May you all attain the Turiya or the fourth state of eternal bliss,
which transcends the three states of waking, dream and deep sleep!
"The Purusha has only two abodes, this and the next world. The dream
state, which is the third is at the junction of the two. Abiding at
the junction he sees the two abodes, this and the next world. In proportion
the endeavour with which one is striving to obtain the place of the
other world does he accordingly see both suffering and bliss. When he
dreams he takes away a little of the impressions of this world which
consists of all elements (the waking state), himself puts the body aside
and himself creates a dream body in its place, revealing his own splendour
by his own light and dreams. In this state the Purusha himself becomes
unmingled light." (Bri. Up. IV.iii.9.)
"There are no chariots, nor horses to be yoked to them, nor roads there,
but he creates the chariots, horses and the roads. There are no pleasures,
joys or delights, but he creates the pleasures, joys and delights. There
are no tanks, no lakes or rivers there, but he creates the tanks, lakes
and rivers, for he is the agent." (Ibid. IV.iii.10.)
"The God-like Purusha who moves alone puts the body aside in the dream
state and himself awake and taking the shining functions of the organs
with him, watches those that are asleep. Again he comes to the waking
state." (Ibid. IV.iii.11.)
"The radiant Purusha who is immortal and moves alone, preserves the
unclean rest of the body by the power of the vital force and roams out
of the rest. Himself immortal, he proceeds where his desire leads him."
(Ibid. IV.iii.12.)
"In the dream world, the shining one attains higher and lower states
and assumes manifold forms. He seems to be enjoying himself in the company
of women or laughing or beholding fearful sights." (Ibid. IV.iii.13.)
"Everybody sees his sport but nobody sees him." They say, "Do not wake
him up suddenly". If the Purusha does not return to the waking state
through the same doors of the senses through which he entered into the
state of dream, if he re-enters in any other manner, then diseases are
produced such as blindness, deafness etc. which are difficult to be
cured. Some day indeed that the dream state of a man is the same as
his waking state as he sees in dreams only those things that he sees
in the waking state. This is not so because in the dream state the Purusha
becomes a self-shining light." (Ibid. IV.iii.14.)
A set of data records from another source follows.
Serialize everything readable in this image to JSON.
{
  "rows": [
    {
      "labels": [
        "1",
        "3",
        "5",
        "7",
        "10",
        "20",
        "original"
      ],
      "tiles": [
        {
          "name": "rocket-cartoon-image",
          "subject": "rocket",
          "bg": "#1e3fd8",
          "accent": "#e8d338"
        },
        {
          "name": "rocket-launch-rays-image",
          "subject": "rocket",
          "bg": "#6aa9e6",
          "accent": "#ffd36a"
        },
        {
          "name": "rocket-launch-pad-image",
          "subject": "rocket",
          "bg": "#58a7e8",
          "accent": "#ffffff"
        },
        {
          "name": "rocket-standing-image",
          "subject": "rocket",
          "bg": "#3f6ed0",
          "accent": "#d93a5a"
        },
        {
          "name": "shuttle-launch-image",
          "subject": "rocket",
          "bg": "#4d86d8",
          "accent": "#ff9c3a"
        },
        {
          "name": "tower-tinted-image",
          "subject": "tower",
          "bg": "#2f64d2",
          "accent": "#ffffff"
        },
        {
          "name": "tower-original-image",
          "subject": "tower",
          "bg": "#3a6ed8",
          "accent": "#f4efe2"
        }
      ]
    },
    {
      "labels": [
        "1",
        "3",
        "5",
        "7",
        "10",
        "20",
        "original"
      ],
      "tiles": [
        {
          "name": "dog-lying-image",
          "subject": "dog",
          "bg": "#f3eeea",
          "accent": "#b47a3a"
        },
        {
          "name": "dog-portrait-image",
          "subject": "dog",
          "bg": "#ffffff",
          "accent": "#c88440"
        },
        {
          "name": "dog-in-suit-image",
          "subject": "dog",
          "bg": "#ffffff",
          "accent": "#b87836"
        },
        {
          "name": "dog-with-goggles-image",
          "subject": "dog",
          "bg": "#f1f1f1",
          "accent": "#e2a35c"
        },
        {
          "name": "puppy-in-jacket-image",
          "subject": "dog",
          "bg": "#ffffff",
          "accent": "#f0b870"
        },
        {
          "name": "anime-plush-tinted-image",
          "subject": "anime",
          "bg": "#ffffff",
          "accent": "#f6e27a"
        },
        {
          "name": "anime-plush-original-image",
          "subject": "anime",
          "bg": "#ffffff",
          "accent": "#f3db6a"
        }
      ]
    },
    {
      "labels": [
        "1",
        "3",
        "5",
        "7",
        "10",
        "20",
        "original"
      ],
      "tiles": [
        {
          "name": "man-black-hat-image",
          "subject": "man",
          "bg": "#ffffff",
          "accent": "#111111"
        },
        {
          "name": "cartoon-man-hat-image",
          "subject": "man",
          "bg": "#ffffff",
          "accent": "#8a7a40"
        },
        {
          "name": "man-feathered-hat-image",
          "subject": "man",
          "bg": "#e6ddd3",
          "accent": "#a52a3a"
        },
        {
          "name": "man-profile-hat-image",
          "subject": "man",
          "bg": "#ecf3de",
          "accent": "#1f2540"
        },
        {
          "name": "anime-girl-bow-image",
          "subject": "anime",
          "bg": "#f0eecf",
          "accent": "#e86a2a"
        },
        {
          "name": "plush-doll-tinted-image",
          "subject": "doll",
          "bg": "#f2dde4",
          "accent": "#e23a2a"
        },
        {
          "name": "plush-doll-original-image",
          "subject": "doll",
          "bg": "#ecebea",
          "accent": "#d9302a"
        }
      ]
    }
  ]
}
"After enjoying himself and roaming and merely seeing the results of
the good and evil in dreams, he rests in a state of deep sleep. He comes
back in a reverse order to his former condition, the dream state. He
is not touched by whatever he beholds in that state, because the Purusha
is unattached." (Ibid. IV.iii.15.)
"After enjoying himself and wandering in the waking state and after
seeing what is holy and sinful, the results of good and evil, he proceeds
again in the reverse order to his former condition, the dream state
or the deep sleep." (Ibid. IV.iii.17.)
"Just as a large fish swims alternately to both the banks of the river,
the right and the left one or the Eastern and Western, so the Purusha
glides between both boundaries-the boundary of dream and the boundary
of the waking state." (Ibid. IV.iii.18.)
"In him are those Nadis called Hita, which are as fine as a hair split
into a thousand parts, and filled with white, blue, yellow, green and
red juice.
"Therefore all the objects of terror, which a man sees when awake,
are ignorance fancied by him in dream, when anybody seems to kill him,
sees to overpower him, an elephant seems to put him to fight when he
falls into a pit. Again when he seems to be conscious, "I am God. I
am King. I am even all this," he has attained the highest peace.
"When the individual soul is in the state of dream, he becomes an Emperor
as it were or a noble Brahmana as it were, or attains states high or
low, as it were. Just as an Emperor, taking his followers, moves about
as he pleases, so does the soul, taking the organs move about as he
pleases in his own body. (Ibid. II.i.18.)
"Because in dream the dreamer does not actually do what is holy or
evil; he is not chained by either; for good or evil actions and their
consequences are not imputed to the mere spectator for them.